Drinking a cup of hot coffee in the morning has become a sacred, everyday ritual for college students everywhere. Many can barely make it through the day without downing a form of caffeine in one way or another. Caffeine is a common type of energy for college students, and is usually delivered to bodies in the form of coffee, tea, soda or energy drinks.
What many students don’t know is that caffeine considered a stimulant drug. “Caffeine is a stimulant which when consumed in excess can make us feel jittery, can increase heart rate, and can actually lead to insomnia,” Sarah Martinelli, lecturer for Arizona State University’s school of nutrition said.
Now that fall term is coming to an end, students at Umpqua Community College have been preparing for upcoming finals by extensively studying, cramming and drinking more caffeine than usual to fuel up and pull the ever so common last minute all-nighter. Despite caffeine addiction and the desperation to do as well as possible on finals, it is not recommended to rely on caffeine for improving the quality of schoolwork. According to Justin Hong from UC Davis, “Students also assume that the amount of caffeine they consume is inconsequential as long as they can complete their work. The reality, however, is that we consume more caffeine than we need to obtain the cognitive boost we need is achievable with lower doses. As a result we become more susceptible to experiencing symptoms of caffeine dependence and withdrawal which can be unpleasant.”

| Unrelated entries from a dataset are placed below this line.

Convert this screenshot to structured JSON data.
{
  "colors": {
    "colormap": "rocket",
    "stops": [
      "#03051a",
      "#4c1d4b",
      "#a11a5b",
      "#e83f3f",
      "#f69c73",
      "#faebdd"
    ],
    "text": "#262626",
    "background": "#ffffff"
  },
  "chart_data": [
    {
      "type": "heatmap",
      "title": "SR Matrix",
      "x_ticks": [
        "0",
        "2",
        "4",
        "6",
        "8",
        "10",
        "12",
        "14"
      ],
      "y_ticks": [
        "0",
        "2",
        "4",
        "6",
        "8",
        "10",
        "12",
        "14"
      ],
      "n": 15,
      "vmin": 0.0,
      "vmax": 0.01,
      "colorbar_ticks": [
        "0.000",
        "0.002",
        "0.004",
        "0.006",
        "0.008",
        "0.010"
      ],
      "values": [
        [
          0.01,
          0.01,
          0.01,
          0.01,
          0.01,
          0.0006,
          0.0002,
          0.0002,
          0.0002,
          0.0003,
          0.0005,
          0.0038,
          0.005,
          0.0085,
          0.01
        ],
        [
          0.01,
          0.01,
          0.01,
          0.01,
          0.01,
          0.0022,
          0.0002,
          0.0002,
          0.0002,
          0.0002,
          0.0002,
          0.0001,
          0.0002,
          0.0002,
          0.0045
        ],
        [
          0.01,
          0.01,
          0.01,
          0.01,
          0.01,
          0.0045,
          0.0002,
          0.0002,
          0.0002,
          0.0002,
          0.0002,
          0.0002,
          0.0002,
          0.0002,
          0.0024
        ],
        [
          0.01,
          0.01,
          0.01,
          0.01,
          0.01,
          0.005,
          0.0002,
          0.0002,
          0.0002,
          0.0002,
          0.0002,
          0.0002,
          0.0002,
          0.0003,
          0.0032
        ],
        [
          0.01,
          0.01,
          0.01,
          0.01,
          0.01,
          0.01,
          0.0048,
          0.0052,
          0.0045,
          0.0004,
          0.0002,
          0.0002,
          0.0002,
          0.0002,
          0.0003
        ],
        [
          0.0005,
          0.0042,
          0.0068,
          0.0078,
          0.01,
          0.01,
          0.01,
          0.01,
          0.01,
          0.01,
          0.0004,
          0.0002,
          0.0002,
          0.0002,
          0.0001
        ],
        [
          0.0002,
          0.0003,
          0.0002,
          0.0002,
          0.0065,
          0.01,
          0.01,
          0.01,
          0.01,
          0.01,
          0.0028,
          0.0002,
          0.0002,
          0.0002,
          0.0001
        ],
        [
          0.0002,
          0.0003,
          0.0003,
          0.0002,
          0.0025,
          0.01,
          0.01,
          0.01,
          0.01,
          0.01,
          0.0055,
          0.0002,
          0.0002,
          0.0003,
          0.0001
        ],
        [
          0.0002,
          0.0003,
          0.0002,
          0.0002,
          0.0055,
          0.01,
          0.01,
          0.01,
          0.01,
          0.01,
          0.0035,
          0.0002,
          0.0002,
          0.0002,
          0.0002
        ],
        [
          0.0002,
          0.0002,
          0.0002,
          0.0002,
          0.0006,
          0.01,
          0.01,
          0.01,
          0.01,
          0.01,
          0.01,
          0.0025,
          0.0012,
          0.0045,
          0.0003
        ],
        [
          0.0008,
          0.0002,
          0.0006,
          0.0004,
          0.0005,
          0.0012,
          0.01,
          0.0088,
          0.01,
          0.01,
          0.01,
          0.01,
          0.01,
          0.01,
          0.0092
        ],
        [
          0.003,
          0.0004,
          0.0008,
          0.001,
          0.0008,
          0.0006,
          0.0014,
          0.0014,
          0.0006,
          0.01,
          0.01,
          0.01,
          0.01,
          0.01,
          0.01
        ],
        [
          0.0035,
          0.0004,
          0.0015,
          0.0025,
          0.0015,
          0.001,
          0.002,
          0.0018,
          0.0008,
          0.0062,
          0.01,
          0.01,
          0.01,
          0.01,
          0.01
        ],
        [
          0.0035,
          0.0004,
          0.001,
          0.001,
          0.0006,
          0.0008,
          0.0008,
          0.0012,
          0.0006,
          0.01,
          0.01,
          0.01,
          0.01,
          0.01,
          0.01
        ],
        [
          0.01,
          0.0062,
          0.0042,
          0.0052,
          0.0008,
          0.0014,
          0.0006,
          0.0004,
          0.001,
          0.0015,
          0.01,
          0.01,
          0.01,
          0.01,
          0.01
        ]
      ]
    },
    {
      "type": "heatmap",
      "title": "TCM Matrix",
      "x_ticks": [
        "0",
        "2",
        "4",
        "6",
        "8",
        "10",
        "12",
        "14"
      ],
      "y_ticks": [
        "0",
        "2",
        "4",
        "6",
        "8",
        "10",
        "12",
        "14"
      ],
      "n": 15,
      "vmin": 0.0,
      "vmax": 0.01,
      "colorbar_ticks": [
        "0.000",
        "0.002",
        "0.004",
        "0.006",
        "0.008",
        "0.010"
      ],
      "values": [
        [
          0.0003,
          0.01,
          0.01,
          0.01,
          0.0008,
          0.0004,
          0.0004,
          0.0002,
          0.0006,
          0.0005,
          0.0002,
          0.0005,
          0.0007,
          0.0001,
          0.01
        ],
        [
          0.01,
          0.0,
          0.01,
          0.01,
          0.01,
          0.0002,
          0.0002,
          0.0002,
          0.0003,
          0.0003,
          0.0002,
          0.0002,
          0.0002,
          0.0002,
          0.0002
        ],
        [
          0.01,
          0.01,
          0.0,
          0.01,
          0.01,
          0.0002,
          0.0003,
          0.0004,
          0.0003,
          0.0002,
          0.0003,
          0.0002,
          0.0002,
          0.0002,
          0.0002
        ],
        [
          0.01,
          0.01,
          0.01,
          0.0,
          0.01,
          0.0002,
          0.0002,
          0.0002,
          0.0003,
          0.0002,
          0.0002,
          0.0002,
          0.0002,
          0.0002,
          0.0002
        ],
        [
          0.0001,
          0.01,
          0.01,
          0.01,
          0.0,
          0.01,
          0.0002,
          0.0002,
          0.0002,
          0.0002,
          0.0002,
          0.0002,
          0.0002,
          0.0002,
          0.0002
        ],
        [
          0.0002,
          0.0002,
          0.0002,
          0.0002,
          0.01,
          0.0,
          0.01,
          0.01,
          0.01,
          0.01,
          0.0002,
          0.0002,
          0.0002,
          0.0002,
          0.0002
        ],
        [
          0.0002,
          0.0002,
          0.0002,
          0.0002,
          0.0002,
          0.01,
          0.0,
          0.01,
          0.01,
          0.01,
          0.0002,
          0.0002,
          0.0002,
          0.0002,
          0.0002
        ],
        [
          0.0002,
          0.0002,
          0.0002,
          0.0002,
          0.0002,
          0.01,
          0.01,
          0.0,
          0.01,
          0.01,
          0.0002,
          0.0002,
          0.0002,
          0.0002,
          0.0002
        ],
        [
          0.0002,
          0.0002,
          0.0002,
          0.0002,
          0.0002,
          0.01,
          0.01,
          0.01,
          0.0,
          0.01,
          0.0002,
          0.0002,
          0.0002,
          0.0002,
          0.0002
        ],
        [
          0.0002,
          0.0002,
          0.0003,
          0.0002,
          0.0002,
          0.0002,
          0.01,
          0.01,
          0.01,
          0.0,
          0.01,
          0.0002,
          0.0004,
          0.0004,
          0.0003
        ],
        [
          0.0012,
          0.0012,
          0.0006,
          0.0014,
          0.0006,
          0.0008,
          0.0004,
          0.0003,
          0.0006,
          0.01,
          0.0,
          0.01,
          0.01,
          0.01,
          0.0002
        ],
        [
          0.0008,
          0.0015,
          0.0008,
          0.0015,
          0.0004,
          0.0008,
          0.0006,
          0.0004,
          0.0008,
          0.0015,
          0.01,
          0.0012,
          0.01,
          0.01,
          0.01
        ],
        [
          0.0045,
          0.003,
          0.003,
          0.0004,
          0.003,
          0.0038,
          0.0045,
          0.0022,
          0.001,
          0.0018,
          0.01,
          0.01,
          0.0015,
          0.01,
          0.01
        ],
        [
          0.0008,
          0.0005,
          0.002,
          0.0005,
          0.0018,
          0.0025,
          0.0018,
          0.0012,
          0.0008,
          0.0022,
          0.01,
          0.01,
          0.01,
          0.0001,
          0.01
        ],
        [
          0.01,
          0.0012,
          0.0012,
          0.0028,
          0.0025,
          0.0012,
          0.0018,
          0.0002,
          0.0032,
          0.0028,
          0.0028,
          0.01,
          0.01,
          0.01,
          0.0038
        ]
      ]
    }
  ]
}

A struggle students are having is balancing their love for caffeine and having moderation of consumption when it comes to studying. Although, as with any drug there are withdrawal consequences “The latest research demonstrates … that when people don’t get their usual dose they can suffer a range of withdrawal symptoms, including headache, fatigue [and] difficulty concentrating. They may even feel like they have the flu with nausea and muscle pain,” said Roland Griffiths, a professor of psychiatry and neuroscience who published his findings in the journal Psychopharmacology.
Cramming for a test may feel like it pays off, but in the long run it’s not useful to chug coffee at night because it disturbs sleep patterns and rushed studying can lead to short-term learning.
Caffeine is considered an essential part of the college experience, but to truly improve the quality of schoolwork, it’s a good idea to regain independence from caffeine and establish solid time management for relaxed studying before taking exams.